Update the Compensation Discussion and Analysis and the supporting statement for the say-on-pay proposal in the proxy statement to clearly depict how the company's pay arrangements encourage and reward performance (using graphics or charts where feasible) and highlight both the favored pay practices that the company maintains and the disfavored pay practices in which the company does not engage. Companies should include executive summaries that highlight the most relevant say-on-pay considerations.
If the company had in 2011 or is likely to in 2012 have significant "no" votes on say-on-pay (i.e., less than 70 percent in favor), develop a plan to address the applicable compensation issues, including having the compensation committee revisit past compensation decisions that are likely to contribute to a negative vote.
Krell: Can you provide a high-level update on proxy access and related shareholder proposals?
Wilson: In July 2011, a U.S. Court of Appeals decision overturned the SEC's mandatory proxy access rule, which would have required companies to include shareholder nominees in company proxy materials in certain circumstances. However, amendments to SEC Rule 14a-8 became effective in September 2011 that permit proxy access "private ordering." Shareholders are now able to submit proposals at 2012 meetings requesting companies to amend their governing documents to specify procedures by which shareholder nominees may include director nominees in the company's proxy materials.
As a result, we will now see shareholders seeking proxy access on a company-by-company basis. There will be a number of issues with respect to these shareholder proposals that will impact whether shareholders will vote in favor of them such as the share ownership percentage and time period thresholds for eligibility to nominate directors, the maximum proportion of directors shareholders may nominate and how such nominations will be allocated among shareholders.
To date, a handful of companies have received proposals with some at lower thresholds (e.g., 1 percent share ownership for one year) than under the SEC rules (3 percent share ownership for three years). We will need to see how votes on these proposals play out in 2012 before we know if a standard proposal will develop that shareholders will want to adopt at companies across the board as was the case with majority voting proposals a few years ago.
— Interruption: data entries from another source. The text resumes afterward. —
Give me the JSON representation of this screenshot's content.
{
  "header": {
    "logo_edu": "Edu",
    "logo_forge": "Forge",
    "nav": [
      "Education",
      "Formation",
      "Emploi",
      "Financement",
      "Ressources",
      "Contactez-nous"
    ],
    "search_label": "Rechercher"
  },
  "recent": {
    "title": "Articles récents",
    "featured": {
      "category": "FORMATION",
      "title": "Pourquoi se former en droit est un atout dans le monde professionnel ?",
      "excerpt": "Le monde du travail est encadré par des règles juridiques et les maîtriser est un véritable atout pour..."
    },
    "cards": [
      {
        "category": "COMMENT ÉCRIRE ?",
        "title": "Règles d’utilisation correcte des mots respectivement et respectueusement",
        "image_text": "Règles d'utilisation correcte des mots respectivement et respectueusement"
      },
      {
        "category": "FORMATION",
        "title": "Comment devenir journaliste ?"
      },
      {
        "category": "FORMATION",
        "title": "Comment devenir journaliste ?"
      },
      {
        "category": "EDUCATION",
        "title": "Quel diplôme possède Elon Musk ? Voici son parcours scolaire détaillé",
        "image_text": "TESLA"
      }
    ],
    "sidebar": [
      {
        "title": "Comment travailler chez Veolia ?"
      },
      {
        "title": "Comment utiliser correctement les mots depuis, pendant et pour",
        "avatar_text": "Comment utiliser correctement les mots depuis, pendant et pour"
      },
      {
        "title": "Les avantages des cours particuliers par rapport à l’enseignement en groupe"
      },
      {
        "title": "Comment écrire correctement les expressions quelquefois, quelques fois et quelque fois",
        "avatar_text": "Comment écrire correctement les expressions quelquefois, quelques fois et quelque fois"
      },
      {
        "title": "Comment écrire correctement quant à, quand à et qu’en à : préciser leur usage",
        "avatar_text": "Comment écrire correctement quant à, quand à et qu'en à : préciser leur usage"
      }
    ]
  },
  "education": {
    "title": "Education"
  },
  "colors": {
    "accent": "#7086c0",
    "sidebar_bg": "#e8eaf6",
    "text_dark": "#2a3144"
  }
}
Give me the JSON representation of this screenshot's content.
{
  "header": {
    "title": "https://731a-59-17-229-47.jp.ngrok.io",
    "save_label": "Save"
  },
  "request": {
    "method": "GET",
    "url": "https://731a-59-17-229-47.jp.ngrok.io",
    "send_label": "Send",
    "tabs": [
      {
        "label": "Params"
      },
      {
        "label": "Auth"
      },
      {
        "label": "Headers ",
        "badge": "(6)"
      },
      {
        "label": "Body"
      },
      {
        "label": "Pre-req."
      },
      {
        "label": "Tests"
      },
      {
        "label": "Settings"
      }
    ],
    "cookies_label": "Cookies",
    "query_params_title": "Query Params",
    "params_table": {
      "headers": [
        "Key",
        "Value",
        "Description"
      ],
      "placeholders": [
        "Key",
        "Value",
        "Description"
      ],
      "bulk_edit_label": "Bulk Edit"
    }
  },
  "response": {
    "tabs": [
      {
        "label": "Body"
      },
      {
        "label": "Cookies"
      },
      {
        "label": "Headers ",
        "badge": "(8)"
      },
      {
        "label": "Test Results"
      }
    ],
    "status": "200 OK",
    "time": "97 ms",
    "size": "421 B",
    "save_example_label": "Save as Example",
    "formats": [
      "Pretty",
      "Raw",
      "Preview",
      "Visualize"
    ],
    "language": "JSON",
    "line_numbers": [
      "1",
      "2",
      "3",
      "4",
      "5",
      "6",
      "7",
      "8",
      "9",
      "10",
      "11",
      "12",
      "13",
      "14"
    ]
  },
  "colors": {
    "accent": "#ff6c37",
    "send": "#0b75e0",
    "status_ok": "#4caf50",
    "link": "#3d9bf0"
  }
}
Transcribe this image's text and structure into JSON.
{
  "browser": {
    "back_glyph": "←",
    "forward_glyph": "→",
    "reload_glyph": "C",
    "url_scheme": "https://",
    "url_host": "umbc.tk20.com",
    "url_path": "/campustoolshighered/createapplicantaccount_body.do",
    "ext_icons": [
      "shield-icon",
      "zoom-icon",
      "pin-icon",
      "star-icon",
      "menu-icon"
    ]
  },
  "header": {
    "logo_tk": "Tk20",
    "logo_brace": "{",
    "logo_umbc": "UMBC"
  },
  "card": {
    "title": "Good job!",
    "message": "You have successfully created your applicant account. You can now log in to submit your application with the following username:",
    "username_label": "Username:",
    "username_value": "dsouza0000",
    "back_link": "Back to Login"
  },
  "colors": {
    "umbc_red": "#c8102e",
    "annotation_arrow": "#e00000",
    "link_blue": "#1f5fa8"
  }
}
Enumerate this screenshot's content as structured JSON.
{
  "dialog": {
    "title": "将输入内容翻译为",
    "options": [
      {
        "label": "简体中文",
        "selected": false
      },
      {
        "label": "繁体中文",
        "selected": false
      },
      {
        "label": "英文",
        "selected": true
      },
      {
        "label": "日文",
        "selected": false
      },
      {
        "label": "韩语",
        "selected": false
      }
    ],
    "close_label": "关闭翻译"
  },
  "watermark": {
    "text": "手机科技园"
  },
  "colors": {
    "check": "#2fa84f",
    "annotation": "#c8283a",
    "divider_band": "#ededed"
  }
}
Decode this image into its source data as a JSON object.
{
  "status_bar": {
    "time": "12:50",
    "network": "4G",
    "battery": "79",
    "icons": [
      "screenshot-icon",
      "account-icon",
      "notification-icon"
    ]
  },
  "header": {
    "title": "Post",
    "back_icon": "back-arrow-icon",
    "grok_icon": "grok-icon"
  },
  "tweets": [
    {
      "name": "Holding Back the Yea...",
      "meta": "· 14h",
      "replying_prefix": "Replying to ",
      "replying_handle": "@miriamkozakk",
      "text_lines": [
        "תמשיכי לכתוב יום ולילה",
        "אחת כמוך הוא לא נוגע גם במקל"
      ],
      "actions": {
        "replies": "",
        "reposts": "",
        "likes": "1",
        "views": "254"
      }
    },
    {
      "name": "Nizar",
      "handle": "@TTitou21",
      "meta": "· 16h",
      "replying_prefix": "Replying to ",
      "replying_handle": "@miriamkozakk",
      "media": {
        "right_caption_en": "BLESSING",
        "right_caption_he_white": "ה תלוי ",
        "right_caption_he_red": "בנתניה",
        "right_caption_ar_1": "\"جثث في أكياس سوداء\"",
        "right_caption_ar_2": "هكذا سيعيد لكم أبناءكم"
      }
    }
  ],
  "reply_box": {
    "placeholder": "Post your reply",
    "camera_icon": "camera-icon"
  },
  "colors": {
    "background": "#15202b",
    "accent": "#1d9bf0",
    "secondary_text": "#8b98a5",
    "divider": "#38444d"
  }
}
Krell: Are there any other noteworthy Dodd-Frank-related developments you are tracking right now?
Wilson: There are two SEC rulemakings that will impact corporate governance and executive compensation that we expect to occur in the relatively near future. First, the SEC is planning to propose rules between January and June 2012 mandating that the national securities exchanges adopt listing standards requiring companies to adopt so-called compensation clawback policies providing that if a company has an accounting restatement due to material noncompliance with financial reporting requirements under federal securities laws, then it must recover incentive-based compensation paid to executive officers on the basis of erroneous data. The SEC is planning to adopt final rules between July and December 2012. The securities exchanges will still have to implement the listing standards after the SEC adopts final rules.
The other area is the proposed rules the SEC issued in March 2011 mandating that the national securities exchanges adopt listing standards regarding independence of compensation committee members, compensation committee authority to engage and fund compensation consultants, independent legal counsel and other advisers, and the independence of such advisers. The SEC is planning to adopt final rules between January and June 2012. Like the rules on clawback policies, the securities exchanges will then need to implement the listing standards, so it is not clear when these requirements will become applicable to public companies.